Ernest Mandel foi um dos maiores teóricos marxistas da segunda metade do século XX e o principal dirigente da Quarta Internacional fundada por Leon Trotsky. Empenhou todo seu humanismo revolucionário, sua energia, seu conhecimento e sua vasta cultura a serviço da luta pelo socialismo com democracia e da construção do internacionalismo dos povos.
Nos tempos revolucionários de 1968, teve a honra de ter sua entrada proibida, ao mesmo tempo, nos Estados Unidos e na União Soviética, nos países do Leste Europeu e na França, Alemanha e Espanha, entre outros.
Mandel esteve várias vezes no Brasil nos anos 80 e 90, e contribuiu com sua imensa bagagem marxista revolucionária para os debates promovidos pelo Jornal Em Tempo e a construção da Tendência Democracia Socialista, sempre acompanhando com muito interesse o desenvolvimento da luta de classes no país, o surgimento da CUT e a construção do PT como partido socialista de massas.
Ernest Mandel foi o economista marxista mais importante das últimas décadas do século XX, autor de obras de referência como Tratado de Economia Marxista e Formação do Pensamento Econômico de Karl Marx nos anos 1960, e do clássico Capitalismo Tardio nos anos 1970, no qual previu o início da onda longa recessiva do capitalismo antes que isso fosse reconhecido por todo o mundo. Na década de 1980, publicou suas análises sobre As ondas longas do capitalismo e sobre O significado da Segunda Guerra Mundial. Nos anos 90 escreveu suas duas últimas obras de fôlego: Trotsky como alternativa; O poder e o dinheiro, esta, infelizmente, ainda inédita no Brasil.
Morreu há 15 anos, deixando importante legado para a organização internacional dos socialistas, base fundamental para a construção do socialismo no século XXI. Uma conjuntura política desafiadora, complexa, com uma diversidade de potenciais sujeitos políticos, que ele não viveu. Mas ajudou a preparar muitos e muitas para enfrentá-la.
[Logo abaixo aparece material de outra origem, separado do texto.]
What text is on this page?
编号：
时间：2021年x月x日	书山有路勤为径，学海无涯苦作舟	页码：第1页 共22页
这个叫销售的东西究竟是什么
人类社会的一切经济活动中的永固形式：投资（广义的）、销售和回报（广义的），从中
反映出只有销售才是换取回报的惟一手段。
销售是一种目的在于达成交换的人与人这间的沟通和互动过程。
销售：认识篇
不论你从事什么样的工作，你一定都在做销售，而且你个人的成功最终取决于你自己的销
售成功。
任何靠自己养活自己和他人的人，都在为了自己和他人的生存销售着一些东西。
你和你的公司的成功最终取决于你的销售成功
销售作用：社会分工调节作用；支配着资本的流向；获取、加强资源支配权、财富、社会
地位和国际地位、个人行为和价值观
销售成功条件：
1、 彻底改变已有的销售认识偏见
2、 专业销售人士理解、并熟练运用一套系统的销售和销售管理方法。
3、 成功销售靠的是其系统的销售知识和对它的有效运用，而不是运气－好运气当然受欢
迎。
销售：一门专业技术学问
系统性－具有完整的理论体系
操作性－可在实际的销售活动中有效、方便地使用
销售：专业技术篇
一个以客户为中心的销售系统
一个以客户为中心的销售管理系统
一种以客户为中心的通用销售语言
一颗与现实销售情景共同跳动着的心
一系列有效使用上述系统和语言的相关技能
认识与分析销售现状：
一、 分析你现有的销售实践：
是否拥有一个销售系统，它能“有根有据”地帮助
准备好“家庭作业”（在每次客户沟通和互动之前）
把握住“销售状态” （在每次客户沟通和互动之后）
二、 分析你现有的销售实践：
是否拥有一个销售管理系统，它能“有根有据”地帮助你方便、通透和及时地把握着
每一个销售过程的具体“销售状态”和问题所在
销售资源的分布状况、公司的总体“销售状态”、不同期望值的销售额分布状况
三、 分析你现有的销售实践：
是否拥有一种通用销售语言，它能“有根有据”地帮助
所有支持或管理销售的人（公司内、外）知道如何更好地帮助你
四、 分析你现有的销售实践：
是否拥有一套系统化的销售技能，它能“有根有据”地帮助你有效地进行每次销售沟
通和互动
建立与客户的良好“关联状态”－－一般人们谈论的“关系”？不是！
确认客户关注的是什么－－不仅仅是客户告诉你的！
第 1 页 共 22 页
Economia política e democracia socialista
Na cultura do marxismo da segunda metade do século XX, será difícil encontrar um autor como Ernest Mandel, que tenha, ao mesmo tempo, dado uma contribuição imprescindível à economia política e a uma teoria da transição democrática ao socialismo. Essa singularidade do marxismo crítico de Mandel certamente se relaciona com o caráter classicizante de sua reflexão, isto é, ao fato de ele dialogar diretamente com a obra de Marx, extraindo dela as fontes de sua renovação para a contemporaneidade.
Esse sentido clássico do marxismo de Ernest Mandel revela-se principalmente na busca de uma visão de totalidade dinâmica do capitalismo, nela inserindo as perspectivas da emancipação. Isto é, nesse campo de reflexão há uma permanente recusa em separar a economia da política, fechando os espaços para um determinismo econômico, de um lado, e para um programa de emancipação sem bases sociais de sustentação, de outro.
No ensaio “Ernest Mandel e a crise do capitalismo tardio”, de Francisco Louçã, é esta primeira dimensão que vem à tona. A teoria de Mandel sobre os ciclos longos do capitalismo, segundo Louçã, teria repensado criticamente as contribuições de Rosa Luxemburgo, Hilferding, Grossmann e Boukharin, que ainda se assentavam na análise dos ciclos de reprodução de O Capital. Na perspectiva de Mandel, a teoria sem história é muda e a história sem teoria é cega. Daí a necessidade de repensar as ondas longas de desenvolvimento do capitalismo na “realidade histórica da onda longa (enquanto) totalidade integrada”, com particular atenção ao poder e aos novos modos de coordenação das economias e das sociedades.
Está ainda para ser escrita, em parte porque a própria cultura do socialismo democrático vive ainda um período de formação, a contribuição decisiva de Mandel para uma teoria da transição democrática ao socialismo. O documento “Democracia socialista e ditadura do proletariado”, no qual teve papel-chave, elabora pela primeira vez uma perspectiva revolucionária que pensa a transição ao socialismo com pleno pluralismo partidário e respeito aos direitos humanos. Em uma época na qual quem ainda mantinha a idéia de revolução, em geral, fechava-se aos valores da democracia, e quem se abria aos valores normativos da democracia tendia à social-democratização de suas perspectivas, tal unidade entre o valor da revolução e da democracia foi transcendente.